Article written by Allied Time
Biometric time clocks benefit employers by providing an accurate and tamper-proof way to track their employees’ time. But many companies are hesitant to upgrade from traditional timekeeping devices to the latest wave of timeclock technology. In some cases, this is because they think what they current have works for them; in other instances, they are uncertain about the specifics of biometric time clocks.
It can sometimes be tough to separate fact from fiction when it comes to how biometric time clocks work. To help ease some of the concerns that business owners might have, let’s take a look at the truth behind some persistent myths relating to biometric clocks:
Myth: Employers will have to keep records of full fingerprints. I don’t want to deal with the security risks this can bring.
Fact: When an employee scans their fingerprint into a biometric time reader such as the Acroprint BioTouch, the machine reads the key identifying points of the fingerprint — such as swoops or dips — and converts this into an algorithmic pattern. Any time the employee’s fingerprint is scanned in the future, the comparison is made to the “0s and 1s” in the binary algorithm. The machine doesn’t compare fingerprints to a database.
Myth: Government agencies can use the fingerprint information that is stored by my employer.
Fact: Because the actual fingerprints aren’t stored — just a binary representation of them — this information can’t be used to compare fingerprints with those in a database of physical prints such as the FBI database.

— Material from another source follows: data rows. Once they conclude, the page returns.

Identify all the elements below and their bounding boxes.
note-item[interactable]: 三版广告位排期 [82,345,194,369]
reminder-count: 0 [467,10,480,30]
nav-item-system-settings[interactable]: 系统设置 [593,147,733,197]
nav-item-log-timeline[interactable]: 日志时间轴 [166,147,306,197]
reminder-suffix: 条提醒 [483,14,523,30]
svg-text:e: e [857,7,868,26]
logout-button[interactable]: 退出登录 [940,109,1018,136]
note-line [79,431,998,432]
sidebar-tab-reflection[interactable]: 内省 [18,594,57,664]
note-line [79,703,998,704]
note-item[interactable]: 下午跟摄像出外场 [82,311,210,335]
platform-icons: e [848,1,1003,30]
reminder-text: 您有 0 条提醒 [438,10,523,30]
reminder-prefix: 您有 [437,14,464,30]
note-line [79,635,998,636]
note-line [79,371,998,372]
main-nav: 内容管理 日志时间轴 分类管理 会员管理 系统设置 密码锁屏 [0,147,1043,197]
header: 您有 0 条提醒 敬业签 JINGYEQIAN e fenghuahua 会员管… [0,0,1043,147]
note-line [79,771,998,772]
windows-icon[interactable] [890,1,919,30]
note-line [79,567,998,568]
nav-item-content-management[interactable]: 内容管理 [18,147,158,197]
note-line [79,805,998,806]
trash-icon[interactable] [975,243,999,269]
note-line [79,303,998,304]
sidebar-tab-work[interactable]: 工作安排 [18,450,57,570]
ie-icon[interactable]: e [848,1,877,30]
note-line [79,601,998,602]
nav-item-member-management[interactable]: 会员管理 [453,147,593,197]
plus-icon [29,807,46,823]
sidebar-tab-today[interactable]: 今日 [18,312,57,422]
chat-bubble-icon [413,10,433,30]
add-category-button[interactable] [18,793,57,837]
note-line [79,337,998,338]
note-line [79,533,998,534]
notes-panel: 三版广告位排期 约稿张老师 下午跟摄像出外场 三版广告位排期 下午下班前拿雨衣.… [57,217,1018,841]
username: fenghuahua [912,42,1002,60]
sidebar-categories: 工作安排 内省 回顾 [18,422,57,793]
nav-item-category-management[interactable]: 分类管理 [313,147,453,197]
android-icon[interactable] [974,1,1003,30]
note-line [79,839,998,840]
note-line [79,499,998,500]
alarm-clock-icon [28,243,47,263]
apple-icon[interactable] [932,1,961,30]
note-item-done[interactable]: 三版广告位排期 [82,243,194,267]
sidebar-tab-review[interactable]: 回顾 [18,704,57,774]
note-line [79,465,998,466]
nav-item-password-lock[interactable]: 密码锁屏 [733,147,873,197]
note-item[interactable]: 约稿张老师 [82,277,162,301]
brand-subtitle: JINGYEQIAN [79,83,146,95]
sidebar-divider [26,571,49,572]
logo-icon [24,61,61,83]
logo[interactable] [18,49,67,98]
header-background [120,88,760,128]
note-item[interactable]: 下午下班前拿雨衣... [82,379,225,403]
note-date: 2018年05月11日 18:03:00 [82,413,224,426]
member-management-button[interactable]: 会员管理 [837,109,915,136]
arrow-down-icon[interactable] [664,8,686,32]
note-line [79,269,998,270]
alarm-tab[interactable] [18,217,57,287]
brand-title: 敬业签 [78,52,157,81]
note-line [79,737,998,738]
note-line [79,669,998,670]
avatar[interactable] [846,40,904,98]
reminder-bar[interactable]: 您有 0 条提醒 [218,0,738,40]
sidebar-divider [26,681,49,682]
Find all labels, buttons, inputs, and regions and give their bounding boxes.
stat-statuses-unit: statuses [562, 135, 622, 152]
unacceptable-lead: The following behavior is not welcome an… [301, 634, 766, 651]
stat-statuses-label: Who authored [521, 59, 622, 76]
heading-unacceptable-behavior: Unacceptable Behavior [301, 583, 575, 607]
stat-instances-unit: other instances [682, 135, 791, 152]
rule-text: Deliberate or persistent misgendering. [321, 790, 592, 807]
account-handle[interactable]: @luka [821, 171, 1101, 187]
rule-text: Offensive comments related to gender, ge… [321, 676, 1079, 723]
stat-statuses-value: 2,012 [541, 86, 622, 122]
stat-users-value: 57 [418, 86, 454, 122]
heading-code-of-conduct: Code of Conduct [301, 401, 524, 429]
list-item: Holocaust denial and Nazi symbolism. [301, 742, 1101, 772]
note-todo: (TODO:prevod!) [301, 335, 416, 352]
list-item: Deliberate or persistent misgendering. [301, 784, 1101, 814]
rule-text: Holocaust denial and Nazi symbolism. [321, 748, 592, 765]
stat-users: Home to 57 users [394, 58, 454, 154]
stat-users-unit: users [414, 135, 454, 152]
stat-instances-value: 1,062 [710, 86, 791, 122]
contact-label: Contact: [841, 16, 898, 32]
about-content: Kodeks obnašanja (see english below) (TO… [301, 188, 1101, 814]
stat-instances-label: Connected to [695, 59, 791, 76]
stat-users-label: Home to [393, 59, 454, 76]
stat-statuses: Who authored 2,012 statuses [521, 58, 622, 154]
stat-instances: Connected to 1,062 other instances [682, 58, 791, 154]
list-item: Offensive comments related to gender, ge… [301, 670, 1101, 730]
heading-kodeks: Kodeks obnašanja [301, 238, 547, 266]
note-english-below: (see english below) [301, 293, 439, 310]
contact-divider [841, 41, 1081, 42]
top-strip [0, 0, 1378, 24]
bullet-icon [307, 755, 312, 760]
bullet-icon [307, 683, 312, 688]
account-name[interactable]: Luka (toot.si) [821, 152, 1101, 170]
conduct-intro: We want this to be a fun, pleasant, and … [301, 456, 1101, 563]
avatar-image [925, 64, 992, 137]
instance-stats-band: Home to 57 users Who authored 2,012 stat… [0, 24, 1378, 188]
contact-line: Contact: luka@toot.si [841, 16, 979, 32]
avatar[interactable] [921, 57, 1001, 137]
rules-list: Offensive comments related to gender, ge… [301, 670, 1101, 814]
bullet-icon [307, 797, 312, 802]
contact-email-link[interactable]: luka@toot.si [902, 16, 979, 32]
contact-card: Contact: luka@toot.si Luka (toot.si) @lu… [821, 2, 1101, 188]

Myth: Biometric time clocks are health risks. I don’t want my employees to get sick and miss work because of our time clocks.
Fact: The technologies used in biometric time clocks — whether they scan fingerprints, hands or faces — are proven to pose no health risks. They also do not serve a significant threat for the spread of germs if proper cleaning and hygiene steps are used.
Myth: Biometric machines take a long time to run. My employees will be spending too much time waiting to clock in or clock out.
Fact: Employees can clock in and clock out very fast by using the latest wave of biometric machines. if you are using a fingerprint scanning device, it only compares the key “points” of a person’s prints against a small sample of previously-stored data. This means that the process is much faster than, as an example, a crime database that cross checks against a large number of full prints.